The endless-running genre has seen little innovation since it was first popularised by the beautifully minimalist Canabalt. For the longest time it seems like running in a straight line and periodically jumping is enough.
Run Like Hell! - much like its clone friend I Must Run! - doesn't buck the trend. In fact, it abuses the genre in a very obvious and cynical way.
The game is split into three modes: Endless, Time Trial, and Story. Story mode sees your character – a wayward explorer stuck on a deserted island – escaping from tribal cannibals over six levels, avoiding boulders, logs, and other obstacles.
The Xperia Play handles the job as well as you'd expect, with dedicated buttons for sliding and jumping. Holding down left on the D-pad gives you an adrenaline boost that can help keep you out of reach of the tribe's grasping hands.
Other pick-ups buy you time by putting more distance between you and the tribesmen, while there are coins scattered everywhere that can unlock more levels in Time Trial mode, which is essentially the same game but without the slobbering savages on your heels.
Meanwhile, Endless acts as a survival mode, closely replicating the unwinnable, highscore-chasing formula of Robot Unicorn Attack that made these games so popular in the first place.
The game doesn't ostensibly do much wrong.
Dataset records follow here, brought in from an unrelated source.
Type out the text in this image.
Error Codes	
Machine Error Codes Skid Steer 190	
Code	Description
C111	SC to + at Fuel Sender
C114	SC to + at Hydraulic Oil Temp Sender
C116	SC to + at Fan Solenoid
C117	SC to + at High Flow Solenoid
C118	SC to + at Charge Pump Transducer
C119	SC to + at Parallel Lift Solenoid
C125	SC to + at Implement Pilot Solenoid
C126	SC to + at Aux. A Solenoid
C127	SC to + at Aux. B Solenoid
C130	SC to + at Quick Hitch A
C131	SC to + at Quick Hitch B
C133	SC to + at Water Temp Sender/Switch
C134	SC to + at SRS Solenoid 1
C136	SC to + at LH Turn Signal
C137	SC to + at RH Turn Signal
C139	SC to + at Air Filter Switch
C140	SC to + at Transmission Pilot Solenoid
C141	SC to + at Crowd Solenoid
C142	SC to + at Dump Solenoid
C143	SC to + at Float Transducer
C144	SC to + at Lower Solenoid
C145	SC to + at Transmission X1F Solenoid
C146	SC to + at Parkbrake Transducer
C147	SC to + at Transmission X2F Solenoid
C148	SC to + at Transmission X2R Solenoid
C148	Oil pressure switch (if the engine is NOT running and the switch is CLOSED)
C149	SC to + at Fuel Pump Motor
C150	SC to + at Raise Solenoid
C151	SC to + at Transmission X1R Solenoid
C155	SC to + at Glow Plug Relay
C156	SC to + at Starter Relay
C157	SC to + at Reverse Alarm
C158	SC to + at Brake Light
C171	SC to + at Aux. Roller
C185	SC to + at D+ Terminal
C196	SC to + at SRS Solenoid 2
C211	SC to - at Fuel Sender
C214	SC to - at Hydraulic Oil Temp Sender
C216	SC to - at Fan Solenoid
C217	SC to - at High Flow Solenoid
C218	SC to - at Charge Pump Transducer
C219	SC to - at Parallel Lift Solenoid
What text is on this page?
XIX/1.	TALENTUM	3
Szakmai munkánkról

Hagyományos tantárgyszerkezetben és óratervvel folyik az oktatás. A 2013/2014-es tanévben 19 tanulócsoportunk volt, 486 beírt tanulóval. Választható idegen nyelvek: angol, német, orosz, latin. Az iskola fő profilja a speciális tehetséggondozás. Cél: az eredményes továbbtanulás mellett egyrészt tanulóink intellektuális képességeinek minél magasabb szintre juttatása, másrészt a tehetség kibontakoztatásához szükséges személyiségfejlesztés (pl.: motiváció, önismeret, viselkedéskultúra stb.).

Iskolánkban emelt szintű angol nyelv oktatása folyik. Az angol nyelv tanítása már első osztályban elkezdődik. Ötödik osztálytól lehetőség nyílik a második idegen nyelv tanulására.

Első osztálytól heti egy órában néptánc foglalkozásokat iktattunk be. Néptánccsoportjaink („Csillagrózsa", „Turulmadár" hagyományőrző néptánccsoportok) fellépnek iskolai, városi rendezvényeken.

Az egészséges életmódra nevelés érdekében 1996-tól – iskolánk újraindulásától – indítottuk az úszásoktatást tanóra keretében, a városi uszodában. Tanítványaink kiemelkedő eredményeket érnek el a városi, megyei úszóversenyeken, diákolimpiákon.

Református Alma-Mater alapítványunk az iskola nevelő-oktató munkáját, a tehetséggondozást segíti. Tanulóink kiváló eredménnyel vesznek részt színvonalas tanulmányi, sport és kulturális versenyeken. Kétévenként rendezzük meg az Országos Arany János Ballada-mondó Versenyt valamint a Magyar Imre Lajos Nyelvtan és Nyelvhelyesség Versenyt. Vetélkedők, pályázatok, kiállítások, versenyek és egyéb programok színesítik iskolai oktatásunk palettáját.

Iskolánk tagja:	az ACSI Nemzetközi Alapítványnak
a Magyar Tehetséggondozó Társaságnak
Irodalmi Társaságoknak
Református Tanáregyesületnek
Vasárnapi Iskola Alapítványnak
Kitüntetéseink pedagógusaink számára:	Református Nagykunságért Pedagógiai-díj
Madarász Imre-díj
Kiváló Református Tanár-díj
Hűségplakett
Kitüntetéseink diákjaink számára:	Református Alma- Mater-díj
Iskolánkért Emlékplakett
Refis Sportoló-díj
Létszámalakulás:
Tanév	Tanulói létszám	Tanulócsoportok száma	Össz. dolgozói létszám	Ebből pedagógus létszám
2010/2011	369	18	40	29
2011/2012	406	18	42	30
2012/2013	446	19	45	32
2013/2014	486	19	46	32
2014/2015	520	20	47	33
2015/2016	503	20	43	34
The cartoony visuals are decent (if a little fuzzy), the controls are relatively tight, and the levels can be refreshingly challenging or svelte depending on how lucky or unlucky you are when they generate.
It’s the aggressive business model invading the game that ruins everything. Between levels and deaths you're presented with a full-screen ad for a few seconds before being asked if you’d like ‘More info’ or to ‘Skip’. Many of these are for unsavoury-looking gambling websites and some are even video adverts.
This sort of intrusion is to be expected in a free game, but the ad-free version will set you back 50,000 units of the in-game currency, which means it either costs $10 to buy outright or a very long time to earn.
It’s this intense marketing and selling strategy that makes it impossible to recommend Run Like Hell! - especially when other games like Lame Castle and Serious Sam: Kamikaze Attack! from the same studio are available for a fraction of the price.
Run Like Hell! is a decent game, with solid controls and enjoyable gameplay. It's just a shame that the route to acquiring it in full is so intrusive and expensive.